FEBRUARY 18, 2021tags: Texas
By Paul Homewood
Midcontinent Independent System Operator (MISO)
It is claimed that Texas would be better off as part of a wider grid. The obvious one would be MISO, to which there is already a small interconnector.
However MISO has been having severe difficulties due to the cold spell:
As with Texas, MISO is currently relying almost entirely on coal, gas and nuclear power. If they had been operating with a quarter of the power from wind, as Texas was last week, I suspect that they would have been experiencing the same blackouts as Texas has had.
It is also not much bigger capacity wise than Texas, which has been running at around 60 GW this week. I suspect that any extra demand from Texas would quickly destabilise the MISO grid.
There is an interesting backstory to this.
The Natural Resources Defense Council says the Midwest energy grid operator known as MISO hasn’t planned enough interstate transmission lines.
MISO manages the system of utilities and transmission lines that operate in a wide region, from Manitoba, Canada to Louisiana.
John Moore is a senior attorney with the Council. He says MISO for too long has approved numerous local transmission projects, but only a tiny number of interstate transmission lines – which operate much like interstate highways, moving energy, rather than vehicles, from state to state.

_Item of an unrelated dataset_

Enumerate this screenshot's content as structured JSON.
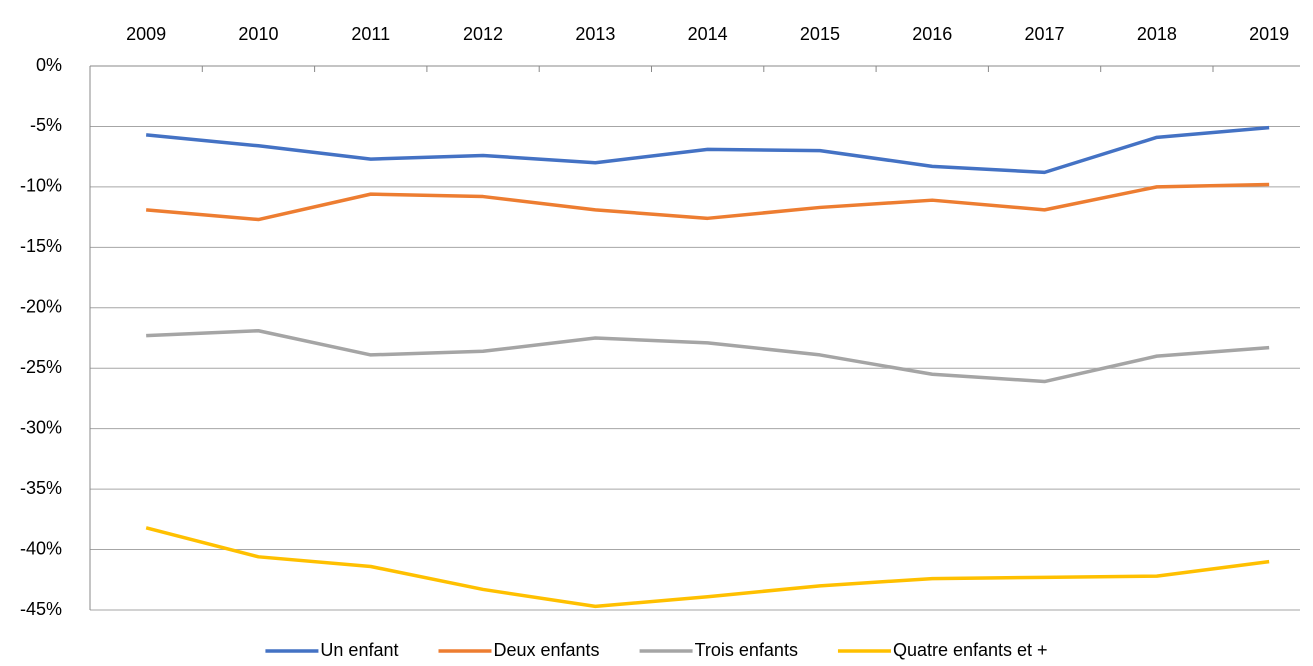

He says MISO needs to plan more aggressively to meet the economic and environmental needs of the region.
“If we let business as usual take its course, then MISO may not be as bold as it needs to be,” he says.
Moore says the lack of interstate transmission capacity is leaving clean energy projects on the table.

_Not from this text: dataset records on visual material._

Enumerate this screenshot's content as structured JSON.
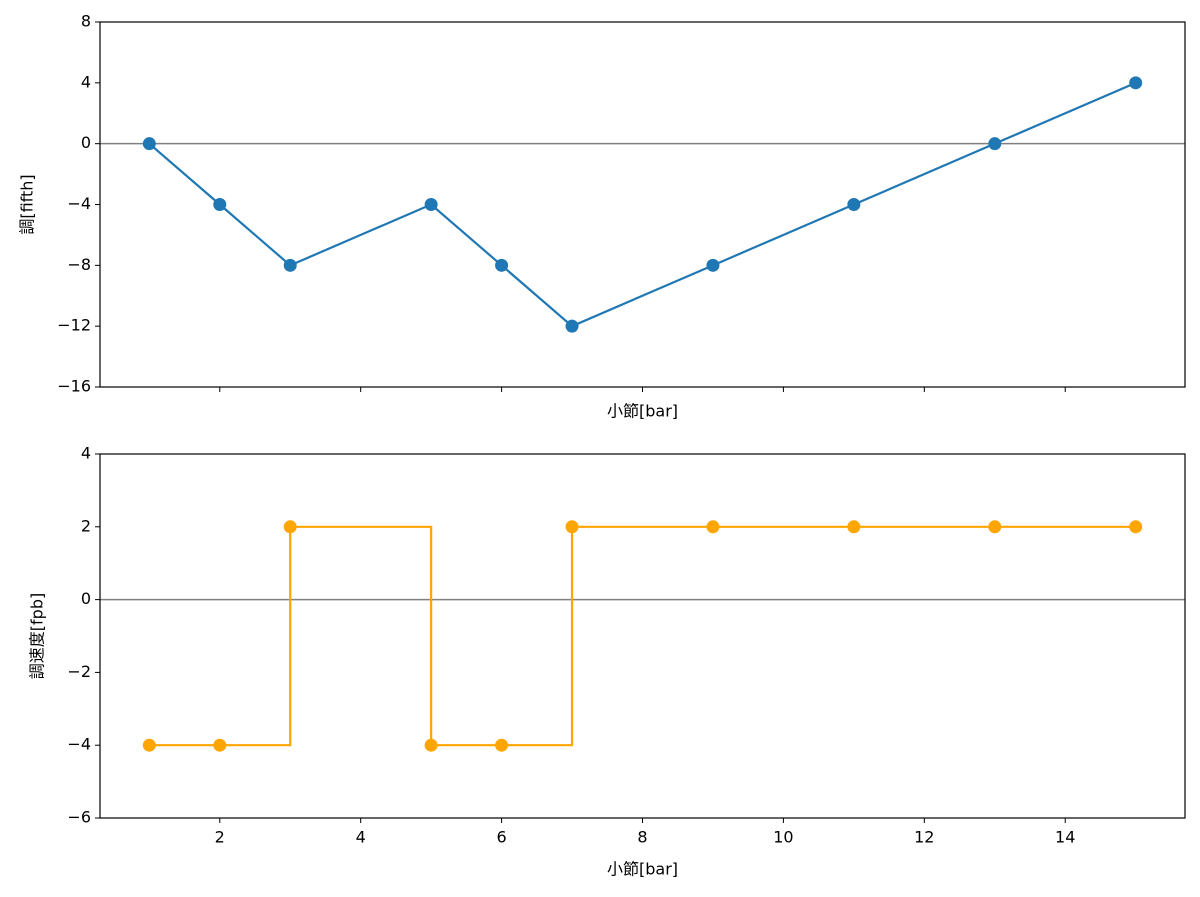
{
  "chart_data": [
    {
      "type": "line",
      "xlabel": "小節[bar]",
      "ylabel": "調[fifth]",
      "color": "#1f77b4",
      "x": [
        1,
        2,
        3,
        5,
        6,
        7,
        9,
        11,
        13,
        15
      ],
      "values": [
        0,
        -4,
        -8,
        -4,
        -8,
        -12,
        -8,
        -4,
        0,
        4
      ],
      "xlim": [
        0.3,
        15.7
      ],
      "xticks": [
        2,
        4,
        6,
        8,
        10,
        12,
        14
      ],
      "xtick_labels": false,
      "ylim": [
        -16,
        8
      ],
      "yticks": [
        {
          "value": -16,
          "label": "−16"
        },
        {
          "value": -12,
          "label": "−12"
        },
        {
          "value": -8,
          "label": "−8"
        },
        {
          "value": -4,
          "label": "−4"
        },
        0,
        4,
        8
      ],
      "hline": 0,
      "hline_color": "#808080"
    },
    {
      "type": "step",
      "xlabel": "小節[bar]",
      "ylabel": "調速度[fpb]",
      "color": "#ffa500",
      "x": [
        1,
        2,
        3,
        5,
        6,
        7,
        9,
        11,
        13,
        15
      ],
      "values": [
        -4,
        -4,
        2,
        -4,
        -4,
        2,
        2,
        2,
        2,
        2
      ],
      "xlim": [
        0.3,
        15.7
      ],
      "xticks": [
        2,
        4,
        6,
        8,
        10,
        12,
        14
      ],
      "xtick_labels": true,
      "ylim": [
        -6,
        4
      ],
      "yticks": [
        {
          "value": -6,
          "label": "−6"
        },
        {
          "value": -4,
          "label": "−4"
        },
        {
          "value": -2,
          "label": "−2"
        },
        0,
        2,
        4
      ],
      "hline": 0,
      "hline_color": "#808080"
    }
  ]
}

That includes 42 clean energy proposals in Michigan since 2016 that were unable to proceed, because the existing transmission system couldn’t handle them.
Installing more wind power inevitably means more long distance transmission capacity is needed. The unpredictability of wind power results in huge surpluses at times, which require transmitting to areas short of power. This could often be over distances of hundreds of miles.
Since that is the case, surely it is a cost that wind farms should be paying, something that would probably make them totally unviable economically.